Strategies for Recruiting Diverse Study Populations in GI Clinical Trials

Christina Mattina
A lack of diversity in study groups is a common problem in clinical trials, including those researching gastrointestinal (GI) diseases. Speakers at Digestive Disease Week 2017, held May 6-9 in Chicago, discussed the roots of this issue and what they have found to address it.

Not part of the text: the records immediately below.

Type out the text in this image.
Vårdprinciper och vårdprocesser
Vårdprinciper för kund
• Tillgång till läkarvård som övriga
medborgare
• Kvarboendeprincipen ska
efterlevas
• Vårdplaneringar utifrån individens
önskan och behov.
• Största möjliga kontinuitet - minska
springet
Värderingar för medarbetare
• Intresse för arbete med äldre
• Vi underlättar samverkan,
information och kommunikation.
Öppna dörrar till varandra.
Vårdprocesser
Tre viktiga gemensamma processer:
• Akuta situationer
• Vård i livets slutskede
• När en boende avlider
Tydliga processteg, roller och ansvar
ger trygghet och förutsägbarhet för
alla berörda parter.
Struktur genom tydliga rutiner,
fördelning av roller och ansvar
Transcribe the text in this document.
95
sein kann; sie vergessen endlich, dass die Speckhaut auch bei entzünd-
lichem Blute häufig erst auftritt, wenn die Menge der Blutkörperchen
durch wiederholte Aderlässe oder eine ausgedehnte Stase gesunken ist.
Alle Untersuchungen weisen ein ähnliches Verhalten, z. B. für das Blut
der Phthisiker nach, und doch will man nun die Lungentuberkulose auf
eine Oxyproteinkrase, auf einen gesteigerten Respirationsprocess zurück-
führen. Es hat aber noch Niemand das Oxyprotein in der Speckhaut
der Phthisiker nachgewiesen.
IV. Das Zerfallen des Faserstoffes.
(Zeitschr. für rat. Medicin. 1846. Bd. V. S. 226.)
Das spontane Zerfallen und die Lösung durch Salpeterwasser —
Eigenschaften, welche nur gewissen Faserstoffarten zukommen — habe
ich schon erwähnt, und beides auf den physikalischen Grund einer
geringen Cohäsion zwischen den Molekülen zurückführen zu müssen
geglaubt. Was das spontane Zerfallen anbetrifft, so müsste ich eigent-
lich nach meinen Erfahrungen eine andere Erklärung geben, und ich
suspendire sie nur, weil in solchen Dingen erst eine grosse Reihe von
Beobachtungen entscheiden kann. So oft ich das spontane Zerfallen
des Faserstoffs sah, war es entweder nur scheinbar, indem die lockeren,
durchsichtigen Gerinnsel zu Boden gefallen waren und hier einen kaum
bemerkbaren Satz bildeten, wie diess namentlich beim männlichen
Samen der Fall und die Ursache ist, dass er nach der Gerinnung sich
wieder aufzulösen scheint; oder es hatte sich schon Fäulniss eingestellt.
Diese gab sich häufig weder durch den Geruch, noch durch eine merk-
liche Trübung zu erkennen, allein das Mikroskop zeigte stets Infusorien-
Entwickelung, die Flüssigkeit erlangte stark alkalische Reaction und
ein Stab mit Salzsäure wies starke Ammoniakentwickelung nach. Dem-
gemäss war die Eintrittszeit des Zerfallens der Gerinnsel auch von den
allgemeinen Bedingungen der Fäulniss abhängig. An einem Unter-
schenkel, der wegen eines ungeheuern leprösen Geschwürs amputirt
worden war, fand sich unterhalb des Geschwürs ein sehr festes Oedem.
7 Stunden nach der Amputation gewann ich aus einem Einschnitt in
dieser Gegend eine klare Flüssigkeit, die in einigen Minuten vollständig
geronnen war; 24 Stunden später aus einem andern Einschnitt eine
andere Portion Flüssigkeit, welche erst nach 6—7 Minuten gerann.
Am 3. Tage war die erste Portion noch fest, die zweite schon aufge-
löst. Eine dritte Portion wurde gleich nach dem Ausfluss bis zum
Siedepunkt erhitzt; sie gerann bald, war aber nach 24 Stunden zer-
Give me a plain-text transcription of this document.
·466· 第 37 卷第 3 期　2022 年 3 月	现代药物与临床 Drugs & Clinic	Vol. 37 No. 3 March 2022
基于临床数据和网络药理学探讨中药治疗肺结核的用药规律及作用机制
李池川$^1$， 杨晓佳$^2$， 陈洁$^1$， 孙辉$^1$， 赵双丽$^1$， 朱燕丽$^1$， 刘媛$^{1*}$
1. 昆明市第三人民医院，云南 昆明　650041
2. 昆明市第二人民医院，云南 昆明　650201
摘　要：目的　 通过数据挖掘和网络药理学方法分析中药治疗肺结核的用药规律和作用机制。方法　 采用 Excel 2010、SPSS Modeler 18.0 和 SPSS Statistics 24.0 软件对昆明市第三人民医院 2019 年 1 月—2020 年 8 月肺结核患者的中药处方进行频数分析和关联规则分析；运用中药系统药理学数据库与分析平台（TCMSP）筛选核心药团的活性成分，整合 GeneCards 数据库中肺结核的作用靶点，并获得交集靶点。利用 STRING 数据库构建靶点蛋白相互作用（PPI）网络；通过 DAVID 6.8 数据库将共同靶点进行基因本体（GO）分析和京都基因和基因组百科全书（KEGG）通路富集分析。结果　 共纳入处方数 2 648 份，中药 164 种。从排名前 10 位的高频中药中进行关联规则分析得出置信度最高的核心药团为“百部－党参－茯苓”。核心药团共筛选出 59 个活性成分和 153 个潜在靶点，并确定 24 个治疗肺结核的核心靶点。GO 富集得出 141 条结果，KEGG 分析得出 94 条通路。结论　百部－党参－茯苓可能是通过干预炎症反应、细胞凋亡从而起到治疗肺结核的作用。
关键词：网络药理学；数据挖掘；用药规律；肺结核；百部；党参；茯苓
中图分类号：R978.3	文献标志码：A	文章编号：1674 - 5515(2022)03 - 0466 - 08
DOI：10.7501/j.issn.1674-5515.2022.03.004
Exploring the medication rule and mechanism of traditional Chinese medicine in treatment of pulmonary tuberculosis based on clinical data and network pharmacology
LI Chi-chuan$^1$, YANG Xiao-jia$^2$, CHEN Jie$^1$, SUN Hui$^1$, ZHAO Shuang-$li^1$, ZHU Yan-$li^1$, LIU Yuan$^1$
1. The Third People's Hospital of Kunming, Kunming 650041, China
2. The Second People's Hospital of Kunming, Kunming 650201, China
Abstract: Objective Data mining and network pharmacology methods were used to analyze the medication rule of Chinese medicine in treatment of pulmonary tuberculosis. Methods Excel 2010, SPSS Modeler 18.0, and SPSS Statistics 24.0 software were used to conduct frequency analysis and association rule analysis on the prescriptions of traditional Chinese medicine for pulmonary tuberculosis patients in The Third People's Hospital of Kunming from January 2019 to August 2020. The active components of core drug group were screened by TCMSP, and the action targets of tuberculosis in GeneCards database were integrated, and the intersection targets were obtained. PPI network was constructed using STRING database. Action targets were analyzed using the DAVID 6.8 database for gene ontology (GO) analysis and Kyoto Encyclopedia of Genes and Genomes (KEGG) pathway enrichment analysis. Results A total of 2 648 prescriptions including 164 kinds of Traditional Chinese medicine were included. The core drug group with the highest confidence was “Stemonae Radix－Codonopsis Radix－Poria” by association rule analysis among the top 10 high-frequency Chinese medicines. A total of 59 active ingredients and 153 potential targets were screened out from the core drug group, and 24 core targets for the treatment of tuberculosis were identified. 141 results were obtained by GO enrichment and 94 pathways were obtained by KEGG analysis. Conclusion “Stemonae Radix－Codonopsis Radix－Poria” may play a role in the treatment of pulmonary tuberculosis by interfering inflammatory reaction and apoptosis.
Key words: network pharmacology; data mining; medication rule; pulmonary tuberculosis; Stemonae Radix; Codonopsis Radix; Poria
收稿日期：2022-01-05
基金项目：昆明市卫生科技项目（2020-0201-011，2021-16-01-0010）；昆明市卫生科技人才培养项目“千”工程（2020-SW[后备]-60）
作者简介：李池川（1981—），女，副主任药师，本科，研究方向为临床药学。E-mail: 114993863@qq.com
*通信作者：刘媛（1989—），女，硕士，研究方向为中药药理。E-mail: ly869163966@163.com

A common problem in clinical trials, including those researching gastrointestinal (GI) diseases, is a lack of diversity in study groups. Speakers at Digestive Disease Week 2017, held May 6-9 in Chicago, discussed the roots of this issue and what they have found can be done to address it.
 
Moon S. Chen Jr, PhD, MPH, professor of hematology and oncology at UC Davis Comprehensive Cancer Center, began his presentation by exploring why some racial and ethnic minorities are reluctant to participate in research. “There are 2 words in the English language that are barriers,” he said, “clinical trials.” “Trials” can evoke thoughts of court cases or being a guinea pig, while “clinical” is a nebulous idea. “We in the biomedical world need to think about translating this into lay terms if we want to be successful,” Chen explained.
 
Another problem besides terminology is the relatively small amount of clinical trials that focus on how a particular disease impacts minorities. However, his research has found that intentionally engaging patients as active partners makes participation more likely.
 
Chen showed the audience a pyramid that represented a paradigm of solutions to encourage diversity. The foundation was trust, which must be built between the patient and the provider, while the next level was time, or the time and effort that must be invested in building this trust. Next was tangible benefits, or explaining to prospective participants how this research could benefit not only their own clinical outcomes but add to the knowledge base for people of their race or ethnicity. Finally, at the tip of the pyramid was tools or techniques, like the recruiting materials which should be translated into different languages and show a diverse group of subjects.
 
The next speaker, Samir Gupta, MD, MSCS, AGAF, associate professor at UC San Diego, discussed his framework of “effective strategies to ensure diversity in clinical trials.” First, investigators must determine goals, and think about how the research will add value for both the provider and the patient. Next is the incorporation of community-based participatory research principles, which indicate that the study and its research team should be embedded into the community health systems already serving the target populations. This can be “challenging and time-consuming,” but is necessary for building trust, Gupta said.
 
This research team must be culturally sensitive and language concordant, and ideally will be hired from within the community and reflect the community demographics. Finally, the interactions with patients must be optimized, meaning they should be tested for cultural competence. Gupta gave the example of a colorectal cancer screening initiative called Project Poli, which was aimed at Hispanics but initially had a very low response rate. A pilot test revealed that the target audience thought the mailed invitation was a letter from the police.
 
“Equity in chances to benefit from research will require extra, but highly worthwhile, effort and resources,” he concluded.